Writer's picture: Ken PhilipsKen Philips


Introduction

In early 2020, the financial markets faced a seismic shift. The COVID-19 pandemic began disrupting economies worldwide, triggering unprecedented volatility. By late February, the S&P 500 (SPY) experienced sharp declines, while the VIX soared to its highest levels since the Global Financial Crisis, peaking above 80 in March 2020. Amidst this chaos, an intelligently crafted hybrid options strategy not only weathered the storm but thrived.

This article delves into the mechanics, performance, and lessons from a hybrid options strategy that was backtested during this period. The results highlight its robustness in extreme market environments and offer valuable insights for traders aiming to navigate future volatility spikes.


The Strategy: Balancing Risk and Opportunity


The hybrid options strategy employed a carefully constructed position designed to profit from heightened volatility and potential SPY price movements:

  1. Short ATM Options:

    • Sold 10 at-the-money (ATM) SPY calls and 10 ATM SPY puts to generate premium income.

  2. Long OTM Options:

    • Purchased 11 out-of-the-money (OTM) SPY calls (20 delta) and 19 OTM SPY puts (20 delta).


Key Characteristics:

  • Delta-Negative: Anticipated SPY declines in a bearish market environment.

  • Gamma-Positive: Captured sharp SPY price movements, ensuring profitability during rapid declines.

  • Vega-Sensitive: Benefited significantly from rising implied volatility as the VIX surged.


Performance Overview



The strategy's performance highlights its ability to capitalize on volatility-driven markets:

  1. Initial Gains:

    • The position began accruing moderate gains as SPY movements and minor volatility increases provided favorable gamma adjustments.

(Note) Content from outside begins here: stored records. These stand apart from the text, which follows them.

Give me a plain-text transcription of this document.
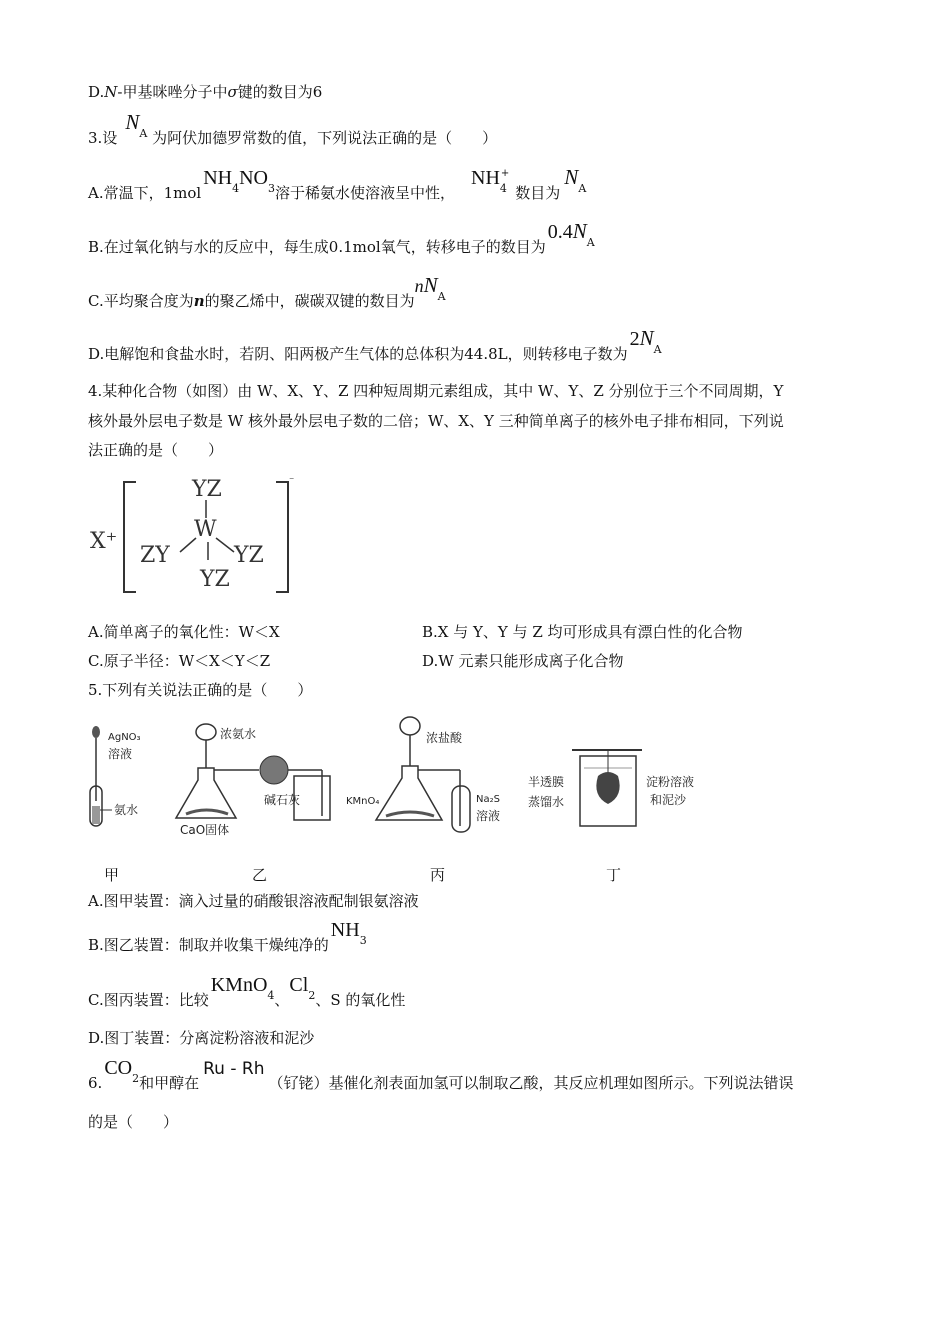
D.N-甲基咪唑分子中σ键的数目为6
3.设$N^A$ 为阿伏加德罗常数的值，下列说法正确的是（　　）
A.常温下，$1molNH^4NO^3$溶于稀氨水使溶液呈中性，$NH^{4+}$数目为$N^A$
B.在过氧化钠与水的反应中，每生成0.1mol氧气，转移电子的数目为$0.4N^A$
C.平均聚合度为n的聚乙烯中，碳碳双键的数目为$nN^A$
D.电解饱和食盐水时，若阴、阳两极产生气体的总体积为44.8L，则转移电子数为$2N^A$
4.某种化合物（如图）由 W、X、Y、Z 四种短周期元素组成，其中 W、Y、Z 分别位于三个不同周期，Y
核外最外层电子数是 W 核外最外层电子数的二倍；W、X、Y 三种简单离子的核外电子排布相同，下列说
法正确的是（　　）
X⁺
⁻
YZ
W
ZY	YZ
YZ
A.简单离子的氧化性：W＜X	B.X 与 Y、Y 与 Z 均可形成具有漂白性的化合物
C.原子半径：W＜X＜Y＜Z	D.W 元素只能形成离子化合物
5.下列有关说法正确的是（　　）
AgNO₃
溶液
氨水
浓氨水
碱石灰
CaO固体
浓盐酸
KMnO₄	Na₂S
溶液
半透膜
蒸馏水
淀粉溶液
和泥沙
甲	乙	丙	丁
A.图甲装置：滴入过量的硝酸银溶液配制银氨溶液
B.图乙装置：制取并收集干燥纯净的$NH^3$
C.图丙装置：比较KMnO$^4$、Cl$^2$、S 的氧化性
D.图丁装置：分离淀粉溶液和泥沙
$6.CO^2$和甲醇在Ru - Rh（钌铑）基催化剂表面加氢可以制取乙酸，其反应机理如图所示。下列说法错误
的是（　　）
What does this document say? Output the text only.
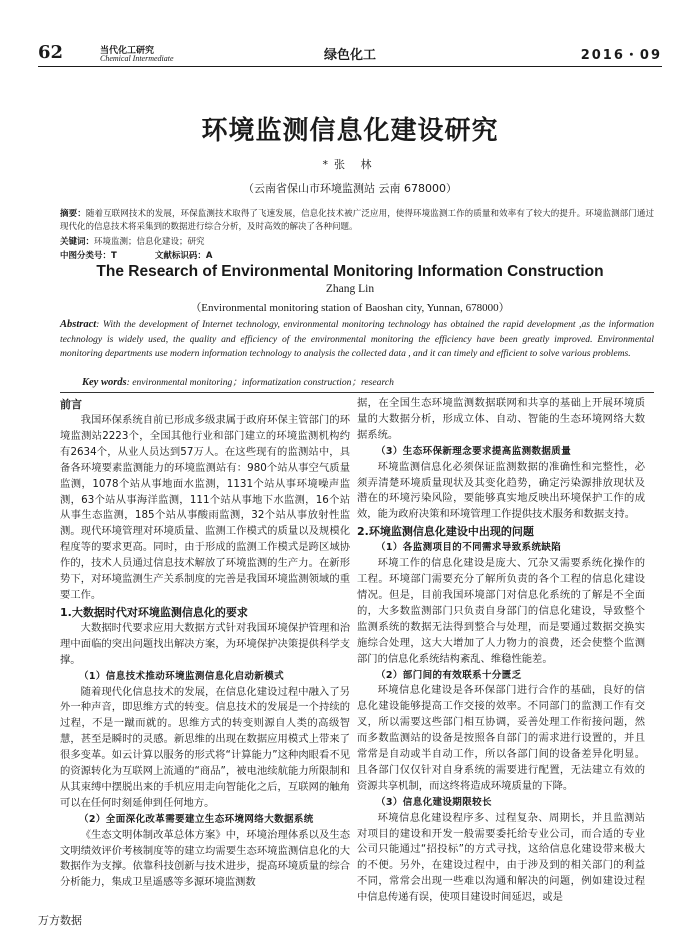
62	当代化工研究
Chemical Intermediate	绿色化工	2016・09
环境监测信息化建设研究
*张 林
（云南省保山市环境监测站 云南 678000）
摘要：随着互联网技术的发展，环保监测技术取得了飞速发展，信息化技术被广泛应用，使得环境监测工作的质量和效率有了较大的提升。环境监测部门通过现代化的信息技术将采集到的数据进行综合分析，及时高效的解决了各种问题。
关键词：环境监测；信息化建设；研究
中图分类号：T	文献标识码：A
The Research of Environmental Monitoring Information Construction
Zhang Lin
（Environmental monitoring station of Baoshan city, Yunnan, 678000）
Abstract: With the development of Internet technology, environmental monitoring technology has obtained the rapid development ,as the information technology is widely used, the quality and efficiency of the environmental monitoring the efficiency have been greatly improved. Environmental monitoring departments use modern information technology to analysis the collected data , and it can timely and efficient to solve various problems.
Key words: environmental monitoring；informatization construction；research
前言

我国环保系统自前已形成多级隶属于政府环保主管部门的环境监测站2223个，全国其他行业和部门建立的环境监测机构约有2634个，从业人员达到57万人。在这些现有的监测站中，具备各环境要素监测能力的环境监测站有：980个站从事空气质量监测，1078个站从事地面水监测，1131个站从事环境噪声监测，63个站从事海洋监测，111个站从事地下水监测，16个站从事生态监测，185个站从事酸雨监测，32个站从事放射性监测。现代环境管理对环境质量、监测工作模式的质量以及规模化程度等的要求更高。同时，由于形成的监测工作模式是跨区域协作的，技术人员通过信息技术解放了环境监测的生产力。在新形势下，对环境监测生产关系制度的完善是我国环境监测领域的重要工作。

1.大数据时代对环境监测信息化的要求

大数据时代要求应用大数据方式针对我国环境保护管理和治理中面临的突出问题找出解决方案，为环境保护决策提供科学支撑。

（1）信息技术推动环境监测信息化启动新模式

随着现代化信息技术的发展，在信息化建设过程中融入了另外一种声音，即思维方式的转变。信息技术的发展是一个持续的过程，不是一蹴而就的。思维方式的转变则源自人类的高级智慧，甚至是瞬时的灵感。新思维的出现在数据应用模式上带来了很多变革。如云计算以服务的形式将“计算能力”这种肉眼看不见的资源转化为互联网上流通的“商品”，被电池续航能力所限制和从其束缚中摆脱出来的手机应用走向智能化之后，互联网的触角可以在任何时刻延伸到任何地方。

（2）全面深化改革需要建立生态环境网络大数据系统

《生态文明体制改革总体方案》中，环境治理体系以及生态文明绩效评价考核制度等的建立均需要生态环境监测信息化的大数据作为支撑。依靠科技创新与技术进步，提高环境质量的综合分析能力，集成卫星遥感等多源环境监测数

据，在全国生态环境监测数据联网和共享的基础上开展环境质量的大数据分析，形成立体、自动、智能的生态环境网络大数据系统。

（3）生态环保新理念要求提高监测数据质量

环境监测信息化必须保证监测数据的准确性和完整性，必须弄清楚环境质量现状及其变化趋势，确定污染源排放现状及潜在的环境污染风险，要能够真实地反映出环境保护工作的成效，能为政府决策和环境管理工作提供技术服务和数据支持。

2.环境监测信息化建设中出现的问题
（1）各监测项目的不同需求导致系统缺陷

环境工作的信息化建设是庞大、冗杂又需要系统化操作的工程。环境部门需要充分了解所负责的各个工程的信息化建设情况。但是，目前我国环境部门对信息化系统的了解是不全面的，大多数监测部门只负责自身部门的信息化建设，导致整个监测系统的数据无法得到整合与处理，而是要通过数据交换实施综合处理，这大大增加了人力物力的浪费，还会使整个监测部门的信息化系统结构紊乱、维稳性能差。

（2）部门间的有效联系十分匮乏

环境信息化建设是各环保部门进行合作的基础，良好的信息化建设能够提高工作交接的效率。不同部门的监测工作有交叉，所以需要这些部门相互协调，妥善处理工作衔接问题，然而多数监测站的设备是按照各自部门的需求进行设置的，并且常常是自动或半自动工作，所以各部门间的设备差异化明显。且各部门仅仅针对自身系统的需要进行配置，无法建立有效的资源共享机制，而这终将造成环境质量的下降。

（3）信息化建设期限较长

环境信息化建设程序多、过程复杂、周期长，并且监测站对项目的建设和开发一般需要委托给专业公司，而合适的专业公司只能通过“招投标”的方式寻找，这给信息化建设带来极大的不便。另外，在建设过程中，由于涉及到的相关部门的利益不同，常常会出现一些难以沟通和解决的问题，例如建设过程中信息传递有误，使项目建设时间延迟，或是

万方数据
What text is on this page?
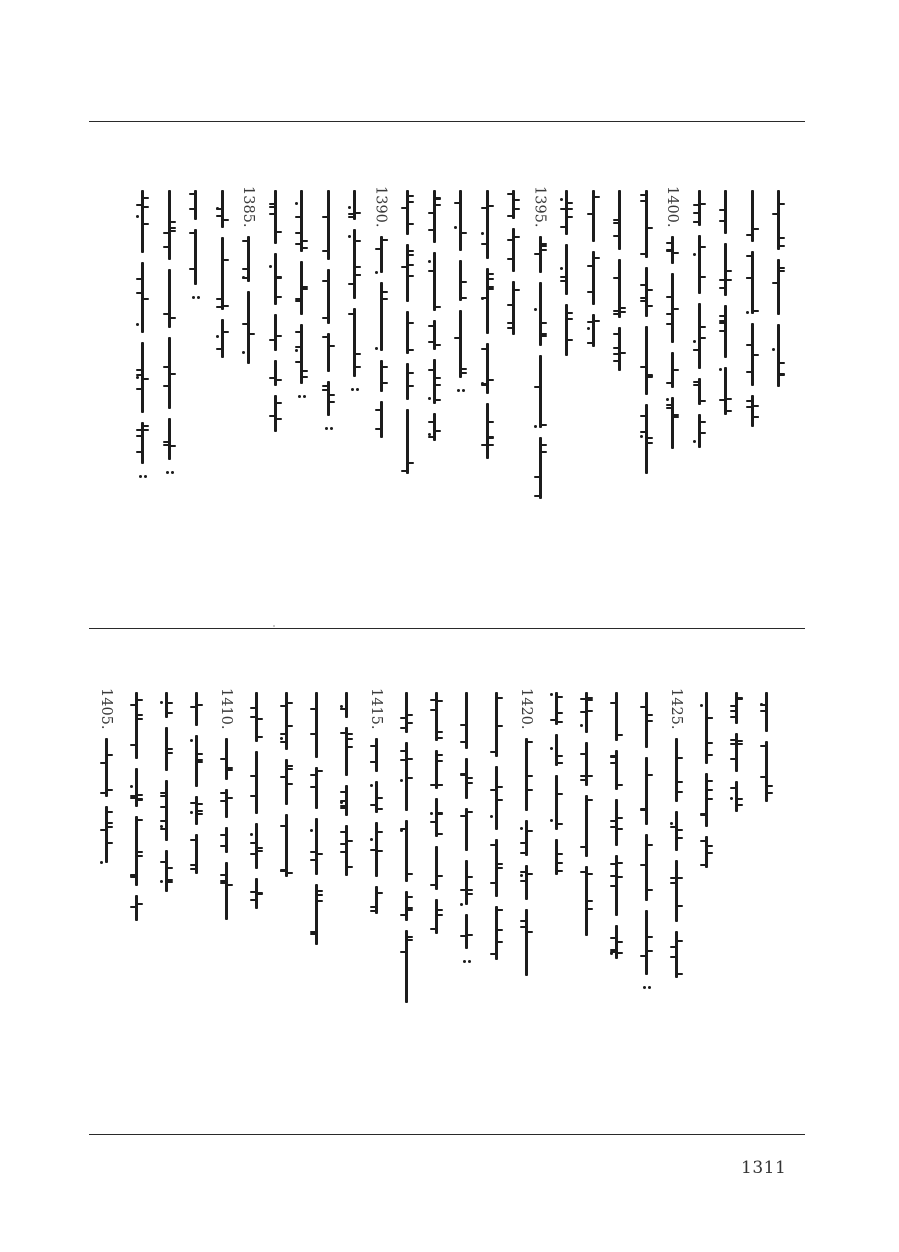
1400.
1395.
1390.
1385.
1425.
1420.
1415.
1410.
1405.
1311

  2. Exponential Profit Growth:

    • As SPY declined sharply in March and VIX surged, the long OTM options soared in value. By March 17th, the strategy achieved substantial profitability, driven by:

      • Accelerating SPY price declines.

      • Historic spikes in implied volatility.

  3. Final Outcome:

    • Holding the position until expiry allowed the strategy to realize its full potential, with significant profits derived from the long OTM options far outweighing losses on the short ATM options.

Key Insights and Lessons

  1. Gamma Protection:

    • The long OTM options provided critical gamma exposure, ensuring the strategy profited during sharp SPY declines.

  2. Volatility Hedge:

    • The surge in VIX boosted the value of the long OTM options, offsetting losses from the short ATM positions.

  3. Optimal Exit Timing:

    • While holding until expiry was profitable, exiting near peak volatility (March 17th) could have maximized returns and avoided theta decay.

  4. Dynamic Adjustments:

    • Actively monitoring volatility and price levels can enhance entry and exit timing, making the strategy even more effective.

Summary

While the hybrid strategy excelled, it raises the question: how would a pure long volatility play have performed? Buying only OTM calls and puts might have achieved similar results but with higher upfront costs and greater exposure to theta decay. Future analyses should compare these approaches to assess their relative merits.

The success of this strategy underscores its potential in extreme volatility environments. By balancing premium income with tail-risk protection, it provides a robust framework for traders navigating markets with latent risks.

Disclaimer

This article is for educational purposes only and does not constitute financial advice. Options trading involves significant risk and is not suitable for all investors. Historical performance is not indicative of future results. Before implementing any strategy, consult a qualified financial advisor to assess its suitability for your financial situation and objectives.